Affaire Bettencourt, le tournant politique
Si le point de départ du scandale est un abus de faiblesse potentiel, les écoutes prennent un tournant politique avec leur révélation par Le Point et Mediapart en juin 2010. Apparaît un soupçon de financement illégal de la première campagne présidentielle de Nicolas Sarkozy. Claire Thibout accuse ainsi Éric Woerth, trésorier de la campagne devenu ministre du Budget, d’avoir reçu une enveloppe de 150 000 euros. L’affaire dans l’affaire fait finalement un peu pschitt – Nicolas Sarkozy bénéficiera d’un non-lieu et Éric Woerth sera finalement relaxé –, mais en dit beaucoup sur les ententes et services rendus entre grandes fortunes et milieu politique. Derrière d’éventuels arrangements entre amis se dessine une évasion fiscale massive, mais qui est à 100 millions d’euros près ?
En dépit des sommes considérables en jeu, les volets politiques et fiscaux ne semblent toutefois que péripéties au milieu d’un conflit familial. Le cœur du documentaire réside dans le mésamour entre Liliane Bettencourt et sa fille, à qui le majordome a remis les enregistrements. Révoltée par les sommes reçues de sa mère par François-Marie Banier, Françoise Bettencourt Meyers porte l’affaire en justice. À travers cette action pour ne pas être spoliée, l’enfant négligée semble aussi chercher l’amour en héritage. Malheureusement, Françoise, désormais femme la plus riche du monde, a refusé de témoigner.

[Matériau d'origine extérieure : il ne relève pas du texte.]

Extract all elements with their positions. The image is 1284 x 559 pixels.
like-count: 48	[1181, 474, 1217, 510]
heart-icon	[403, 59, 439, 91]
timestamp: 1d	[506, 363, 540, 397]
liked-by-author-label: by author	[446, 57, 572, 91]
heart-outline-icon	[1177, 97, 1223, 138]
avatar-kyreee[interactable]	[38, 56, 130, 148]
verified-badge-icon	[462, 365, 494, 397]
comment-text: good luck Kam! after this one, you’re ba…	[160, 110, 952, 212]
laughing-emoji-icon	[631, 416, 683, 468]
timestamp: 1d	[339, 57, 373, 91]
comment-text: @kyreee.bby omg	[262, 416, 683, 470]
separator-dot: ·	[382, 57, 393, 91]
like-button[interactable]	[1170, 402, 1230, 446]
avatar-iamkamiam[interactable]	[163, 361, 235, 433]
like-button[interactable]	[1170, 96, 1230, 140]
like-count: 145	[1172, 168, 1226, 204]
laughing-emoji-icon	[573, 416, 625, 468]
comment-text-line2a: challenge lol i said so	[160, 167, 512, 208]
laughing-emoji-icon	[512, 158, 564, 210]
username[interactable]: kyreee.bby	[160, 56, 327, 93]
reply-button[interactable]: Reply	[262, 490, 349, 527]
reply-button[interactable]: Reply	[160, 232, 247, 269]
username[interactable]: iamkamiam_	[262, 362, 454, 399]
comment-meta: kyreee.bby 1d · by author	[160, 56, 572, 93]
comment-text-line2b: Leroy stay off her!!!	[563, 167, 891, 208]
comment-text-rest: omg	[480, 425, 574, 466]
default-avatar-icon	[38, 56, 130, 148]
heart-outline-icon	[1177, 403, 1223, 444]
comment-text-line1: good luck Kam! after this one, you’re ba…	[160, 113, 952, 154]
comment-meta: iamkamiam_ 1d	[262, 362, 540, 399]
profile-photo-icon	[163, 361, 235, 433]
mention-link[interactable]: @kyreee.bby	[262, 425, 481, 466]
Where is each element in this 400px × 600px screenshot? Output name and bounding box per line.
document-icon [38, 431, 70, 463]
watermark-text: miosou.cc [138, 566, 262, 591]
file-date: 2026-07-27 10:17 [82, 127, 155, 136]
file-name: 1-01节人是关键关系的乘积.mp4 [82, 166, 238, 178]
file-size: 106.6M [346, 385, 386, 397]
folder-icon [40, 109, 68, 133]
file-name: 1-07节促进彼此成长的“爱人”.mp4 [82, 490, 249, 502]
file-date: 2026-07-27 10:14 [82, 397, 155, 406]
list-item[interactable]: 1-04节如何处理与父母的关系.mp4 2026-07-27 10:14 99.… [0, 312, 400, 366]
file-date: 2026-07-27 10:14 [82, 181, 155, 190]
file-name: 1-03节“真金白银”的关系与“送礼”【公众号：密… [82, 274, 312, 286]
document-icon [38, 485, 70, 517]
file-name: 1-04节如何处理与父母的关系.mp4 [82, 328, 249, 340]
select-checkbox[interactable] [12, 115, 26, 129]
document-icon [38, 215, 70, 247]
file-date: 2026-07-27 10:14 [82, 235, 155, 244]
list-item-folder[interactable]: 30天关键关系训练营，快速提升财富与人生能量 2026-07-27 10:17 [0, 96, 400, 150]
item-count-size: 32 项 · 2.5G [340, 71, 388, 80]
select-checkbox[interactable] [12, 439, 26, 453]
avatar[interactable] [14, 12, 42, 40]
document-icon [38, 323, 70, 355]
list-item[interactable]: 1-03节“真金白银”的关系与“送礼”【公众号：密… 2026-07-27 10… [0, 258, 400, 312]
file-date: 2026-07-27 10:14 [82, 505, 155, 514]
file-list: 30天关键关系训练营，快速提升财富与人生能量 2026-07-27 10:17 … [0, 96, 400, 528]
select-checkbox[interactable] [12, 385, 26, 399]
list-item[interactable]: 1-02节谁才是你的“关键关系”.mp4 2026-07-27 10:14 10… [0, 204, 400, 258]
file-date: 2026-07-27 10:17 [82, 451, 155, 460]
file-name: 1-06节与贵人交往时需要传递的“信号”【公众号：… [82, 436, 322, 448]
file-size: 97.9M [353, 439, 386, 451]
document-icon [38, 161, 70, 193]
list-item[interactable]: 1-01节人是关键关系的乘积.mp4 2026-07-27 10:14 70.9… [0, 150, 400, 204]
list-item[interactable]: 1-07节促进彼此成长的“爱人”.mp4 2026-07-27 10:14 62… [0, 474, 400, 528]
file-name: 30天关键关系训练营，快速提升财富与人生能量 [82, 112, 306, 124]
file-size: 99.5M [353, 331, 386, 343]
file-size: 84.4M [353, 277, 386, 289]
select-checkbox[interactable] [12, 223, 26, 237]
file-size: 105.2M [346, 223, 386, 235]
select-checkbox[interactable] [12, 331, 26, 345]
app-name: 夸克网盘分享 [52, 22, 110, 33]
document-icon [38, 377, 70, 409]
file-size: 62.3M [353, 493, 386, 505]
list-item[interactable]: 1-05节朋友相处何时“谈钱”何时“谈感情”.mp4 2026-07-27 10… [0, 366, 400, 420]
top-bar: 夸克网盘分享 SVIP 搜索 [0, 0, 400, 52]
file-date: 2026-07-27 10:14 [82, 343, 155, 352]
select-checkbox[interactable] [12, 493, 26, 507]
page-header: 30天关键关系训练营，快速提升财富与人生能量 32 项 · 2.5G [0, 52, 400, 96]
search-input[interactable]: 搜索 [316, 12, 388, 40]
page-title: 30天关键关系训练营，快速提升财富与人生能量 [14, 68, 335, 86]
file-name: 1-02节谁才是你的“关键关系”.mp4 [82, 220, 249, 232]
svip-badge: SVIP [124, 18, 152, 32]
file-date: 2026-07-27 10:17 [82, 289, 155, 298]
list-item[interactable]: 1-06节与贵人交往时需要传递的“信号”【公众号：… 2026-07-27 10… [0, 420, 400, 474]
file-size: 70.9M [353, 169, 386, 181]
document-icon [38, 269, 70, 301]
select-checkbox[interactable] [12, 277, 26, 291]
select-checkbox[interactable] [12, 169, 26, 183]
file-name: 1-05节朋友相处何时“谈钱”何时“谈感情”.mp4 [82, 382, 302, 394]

Le témoignage de Patrice de Maistre
Manquent également à l’appel la comptable, présente via des extraits de l’interview accordée à l’émission Complément d’enquête en septembre 2010, le majordome et le personnel politique mis en cause. Néanmoins, la mini-série est nantie d’un casting d’intervenants cossu parmi lesquels les journalistes Raphaëlle Bacqué et Edwy Plenel, l’avocat de Liliane Bettencourt, Georges Kiejman, décédé le 9 mai dernier à l’âge de 90 ans, le procureur Philippe Courroye ou encore le metteur en scène Jean-Michel Ribes. Une réflexion de ce dernier, proche du photographe, aurait pu servir de sous-titre au documentaire : « L’argent peut être aussi de l’amour. » Cerise sur le gâteau, l’intervention inattendue a priori d’Arielle Dombasle. Amie de Françoise, c’est elle qui a présenté François-Marie Banier à Liliane Bettencourt. Au premier rang des interviewés moins célèbres émerge Patrice de Maistre, gestionnaire de patrimoine. Son courage s’avère indéniable, car les enregistrements, dont il est le principal protagoniste, ne sont guère à son avantage.

L’absence de révélations nouvelles n’empêche pas de ressortir abasourdi de cette plongée inédite dans le monde des ultra-riches. Le documentaire se dévore comme une série à suspense, cliffhangers inclus. Passage quasi obligé d’un genre où les images d’archives sont forcément rares, les reconstitutions sont soignées et légères avec le parti pris intelligent d’une caméra en surplomb. De la belle ouvrage, dans la lignée des documentaires sur l’affaire Grégory ou sur Monique Olivier précédemment produits par Netflix, dont on aimerait que les séries de fiction françaises atteignent une qualité aussi indiscutable.